La phrase française est composée d’une série de membres phonétiques ou ondes courtes avec accentuation et insistance plus ou moins longue de la voix sur la dernière syllabe. Ce caractère spécial du français a été étudié par un remarquable éducateur, M. L. Marchand, qui y voit la raison de ce qu’il appelle les doublets phonétiques, comme tu et toi, il et lui, etc., le même mot changeant de forme suivant la place qu’il occupe dans le phonème. De même on prononce dix sé sous et un franc dix sett, tou les enfants et ils y sont touss, appeler et j’appelle. Les syllabes ne sont donc en français par elles-mêmes nib brèves ni longues, et le phonème se compose d’une longue qui est toujours la dernière syllabe et d’un nombre variable et à peu près indifférent de syllabes neutres qui sont par rapport à elle toujours brèves quel que soit leur titre orthographique.

Si le lexique est désuet, l’appréhension du rythme phrastique, de la plastique verbale, sont d’une finesse que nos littérateurs contemporains seraient bien en peine d’égaler.

Le vers libre claudélien se niche dans « les coupures » et « l’intervention du néant ». Il ne s’agit pas seulement d’une critique du vers métrique mais aussi bien de la prose.

Le surréalisme, l’objectivisme, les nombreux sans-école du XXe siècle se sont engagés dans cette voie. Il n’en ressort pas un « art poétique » mais un ensemble d’approches, parfois horriblement complexes, souvent liées aux théories linguistiques de leur temps (Saussure et Emile Benveniste).

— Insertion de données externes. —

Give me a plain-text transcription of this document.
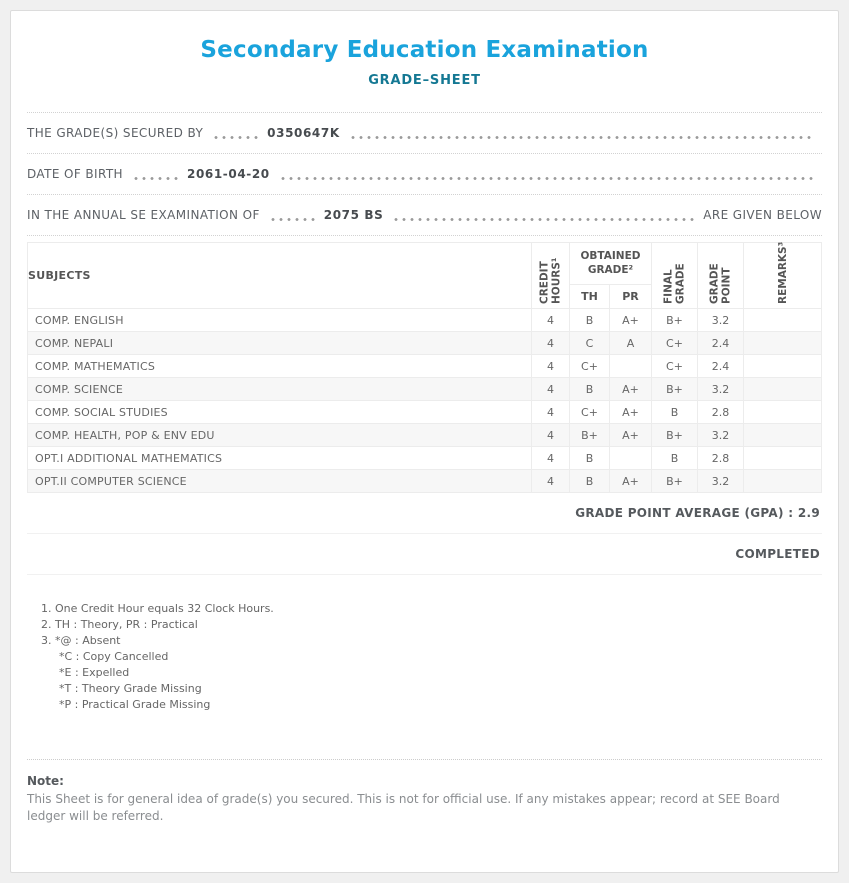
Secondary Education Examination
GRADE–SHEET
THE GRADE(S) SECURED BY	0350647K
DATE OF BIRTH	2061-04-20
IN THE ANNUAL SE EXAMINATION OF	2075 BS	ARE GIVEN BELOW
SUBJECTS	CREDIT HOURS¹	OBTAINED GRADE²		FINAL GRADE	GRADE POINT	REMARKS³

		TH	PR			
COMP. ENGLISH	4	B	A+	B+	3.2	
COMP. NEPALI	4	C	A	C+	2.4	
COMP. MATHEMATICS	4	C+		C+	2.4	
COMP. SCIENCE	4	B	A+	B+	3.2	
COMP. SOCIAL STUDIES	4	C+	A+	B	2.8	
COMP. HEALTH, POP & ENV EDU	4	B+	A+	B+	3.2	
OPT.I ADDITIONAL MATHEMATICS	4	B		B	2.8	
OPT.II COMPUTER SCIENCE	4	B	A+	B+	3.2	
GRADE POINT AVERAGE (GPA) : 2.9
COMPLETED
1. One Credit Hour equals 32 Clock Hours.
2. TH : Theory, PR : Practical
3. *@ : Absent
*C : Copy Cancelled
*E : Expelled
*T : Theory Grade Missing
*P : Practical Grade Missing
Note:
This Sheet is for general idea of grade(s) you secured. This is not for official use. If any mistakes appear; record at SEE Board ledger will be referred.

Aujourd’hui le champ des possibles est largement ouvert. Et il n’y a ni recette métrique ni recette sérielle qui soit réellement assurée d’être en soi plus valide qu’une autre. Mais des approches plus ou moins intègres, denses, vraies - qui font vivre le poème.

Le risque du moderne c’est l’idiotisme. Le risque du néo-classicisme - le passéisme. Le risque commun aux uns et aux autres - la relégation du poème dans l’espace social. Là où je suis fondamentalement optimiste, c’est qu’en la matière on ne pourra pas descendre beaucoup plus bas... Mais aussi qu’avec l’internet, la poésie connaît un essor sans précédent.

Elle ne peut plus être emprisonnée dans ces milieux qui l’ont annexée et étouffée.